Saturday, April 21, 2012

Another Face in the Crowd


Okay. I’m moving on, this time it’s for real. No more hesitations, no more wobbling steps nor halfhearted decisions. I won’t let him come in and out of my life whenever it is convenient for him. I won’t be swayed by those sweet, empty words. Unfortunately for you, I learned my lesson.

Those eyes that used to melt my heart and made my knees tremble begin to annoy me. Late night conversations bored me cos we’re just running in circles, chasing our own tails. At first, I want you to fight for me, that’s all I ever want. Now that’s the last thing I want you to do, cos this thing is not worth fighting for anymore. It’s not even worth our little, pathetic time.

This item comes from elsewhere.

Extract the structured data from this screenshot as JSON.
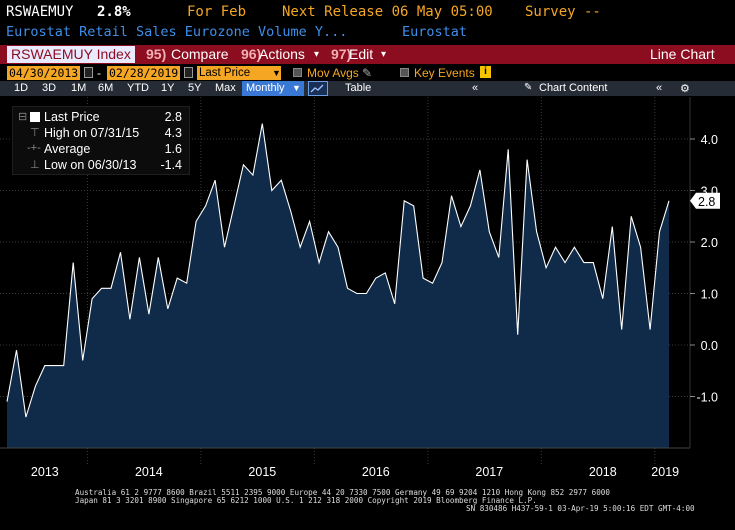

You showered me compliments, you know I loved it. And it's amazing how something so sweet sound so wrong now. How your smile seems so fake, how crooked your nose is, how insincere and inconsistent you are. Everything's coming in light now. I am no more blinded by that stupid infatuation which I accidentally mistaken of for love.

Don't expect me to be always available now. To be thrilled and run in the store whenever you text me. To pick up the phone in its first ring. To believe those sweet-nothings. I'm tired playing this boy-meets-girl-falling-in-love-and-lived-happily-ever-after thing. I know better now. I've grown in that short period of time thanks to you.